The national farming unions of Scotland, England, Wales, Northern Ireland and Ireland have won support from a number of European farming unions in their attempts to get the European Commission to review EU rules on sheep EID.
NFU Scotland, NFU, NFU Cymru, UFU and IFA were in Brussels yesterday (Tuesday 29 May) and presented a joint position to Copa – Europe’s umbrella organisation for farming unions.
The position paper called for the EU’s sheep tagging regulation to be reviewed at the ‘earliest possible opportunity’ to reduce cost and bureaucracy. The majority of farming unions at the Copa meeting backed the paper. A meeting of sheep experts from all farming organisations that showed support for the UK and Irish position is now scheduled for June. The meeting will be held with a view to agreeing a common position to take to the Commission.
Speaking from Brussels, NFU Scotland’s Livestock Committee chairman and Borders livestock farmer, Rob Livesey said:
“The backing given to our paper by the majority of sheep-keeping nations across Europe helps heap pressure on the Commission for reform of the regulation sooner rather than later.

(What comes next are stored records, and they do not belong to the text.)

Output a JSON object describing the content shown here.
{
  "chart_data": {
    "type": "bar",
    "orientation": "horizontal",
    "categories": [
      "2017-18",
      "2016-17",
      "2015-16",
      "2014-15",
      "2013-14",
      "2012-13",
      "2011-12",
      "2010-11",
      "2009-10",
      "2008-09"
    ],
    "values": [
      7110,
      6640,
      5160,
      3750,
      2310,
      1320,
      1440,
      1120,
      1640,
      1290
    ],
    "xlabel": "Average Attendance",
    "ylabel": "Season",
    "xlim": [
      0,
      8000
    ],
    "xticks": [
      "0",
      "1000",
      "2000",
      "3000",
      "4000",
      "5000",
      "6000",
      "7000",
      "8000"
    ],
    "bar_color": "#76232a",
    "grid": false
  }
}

“It is clear from discussions at the meeting that sheep farmers across Europe are increasingly concerned about the problems they are experiencing with the rules. The list of issues is growing and many more now share our worries about welfare issues, cross compliance penalties, tolerance levels on tags and the like. The support we gained in the meeting is extremely useful and we hope compelling in getting the Commission to consider review.
Sian Davies, from the UK union’s BAB office in Brussels added:
“We have told the European Commission about our problems with the sheep EID regulation repeatedly but they will not listen to us. So yesterday we called on farming unions from across the EU to help us raise our voice and make the Commission act.

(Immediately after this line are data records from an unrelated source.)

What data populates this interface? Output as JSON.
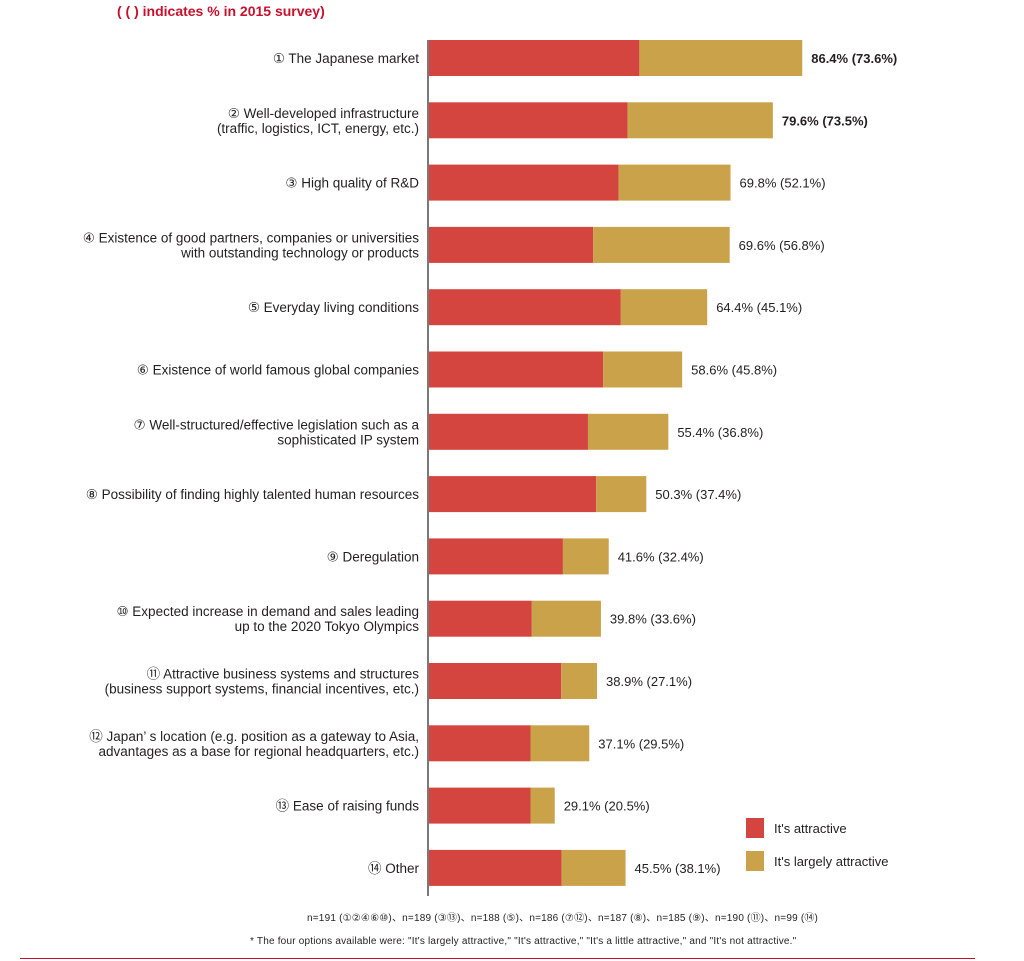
{
  "header_note": "( (   ) indicates % in 2015 survey)",
  "footnotes": {
    "sample_sizes": "n=191 (①②④⑥⑩)、n=189 (③⑬)、n=188 (⑤)、n=186 (⑦⑫)、n=187 (⑧)、n=185 (⑨)、n=190 (⑪)、n=99 (⑭)",
    "options": "* The four options available were: \"It's largely attractive,\" \"It's attractive,\" \"It's a little attractive,\" and \"It's not attractive.\""
  },
  "chart_data": {
    "type": "bar",
    "orientation": "horizontal",
    "stacked": true,
    "xlim": [
      0,
      100
    ],
    "grid": false,
    "legend_position": "bottom-right",
    "categories": [
      [
        "① The Japanese market"
      ],
      [
        "② Well-developed infrastructure",
        "(traffic, logistics, ICT, energy, etc.)"
      ],
      [
        "③ High quality of R&D"
      ],
      [
        "④ Existence of good partners, companies or universities",
        "with outstanding technology or products"
      ],
      [
        "⑤ Everyday living conditions"
      ],
      [
        "⑥ Existence of world famous global companies"
      ],
      [
        "⑦ Well-structured/effective legislation such as a",
        "sophisticated IP system"
      ],
      [
        "⑧ Possibility of finding highly talented human resources"
      ],
      [
        "⑨ Deregulation"
      ],
      [
        "⑩ Expected increase in demand and sales leading",
        "up to the 2020 Tokyo Olympics"
      ],
      [
        "⑪ Attractive business systems and structures",
        "(business support systems, financial incentives, etc.)"
      ],
      [
        "⑫ Japan’ s location (e.g. position as a gateway to Asia,",
        "advantages as a base for regional headquarters, etc.)"
      ],
      [
        "⑬ Ease of raising funds"
      ],
      [
        "⑭ Other"
      ]
    ],
    "series": [
      {
        "name": "It's attractive",
        "color": "#d4453f",
        "values": [
          48.7,
          46.0,
          43.9,
          38.0,
          44.4,
          40.3,
          36.8,
          38.7,
          31.0,
          23.8,
          30.6,
          23.5,
          23.5,
          30.7
        ]
      },
      {
        "name": "It's largely attractive",
        "color": "#c9a24a",
        "values": [
          37.7,
          33.6,
          25.9,
          31.6,
          20.0,
          18.3,
          18.6,
          11.6,
          10.6,
          16.0,
          8.3,
          13.6,
          5.6,
          14.8
        ]
      }
    ],
    "total_labels": [
      "86.4% (73.6%)",
      "79.6% (73.5%)",
      "69.8% (52.1%)",
      "69.6% (56.8%)",
      "64.4% (45.1%)",
      "58.6% (45.8%)",
      "55.4% (36.8%)",
      "50.3% (37.4%)",
      "41.6% (32.4%)",
      "39.8% (33.6%)",
      "38.9% (27.1%)",
      "37.1% (29.5%)",
      "29.1% (20.5%)",
      "45.5% (38.1%)"
    ],
    "bold_labels": [
      0,
      1
    ]
  }
}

“Farming unions from France, Germany, Spain and Sweden were among those that supported our position in the meeting and spoke about their dissatisfaction with implementation of the sheep EID regulation.
“We now feel strengthened to return to the Commission to ask for a review of the regulation with the backing of more farming unions.”
Notes to Editors
• The joint UK and Irish statement in full read:
- Tagging sheep with individual numbers, which are born and move only within one keepership can cause tag retention, cross compliance and welfare issues, while adding nothing to traceability and disease control.
- The Regulation must be amended to only require tagging when the sheep leave the holding (keepership) of birth.
- Despite an improvement in technology, electronic tags and reading equipment do not function at 100% accuracy all of the time. Farmers are being penalised under cross compliance for failures in the technology, which are out of their control. Alongside this, manual reading for the numbers of sheep being moved is not practical and itself is not 100% accurate.
- The Regulation must be amended to give Member States the flexibility to apply a simple, workable tolerance under cross compliance. The Commission must also draft a working document, which would give Member States guidance on how to apply a tolerance in a standard way across the EU.
- To achieve these changes and also address other administrative burdens (such as the need to record the date of tagging, which adds nothing to traceability), the Regulation must be reviewed at the earliest possible opportunity.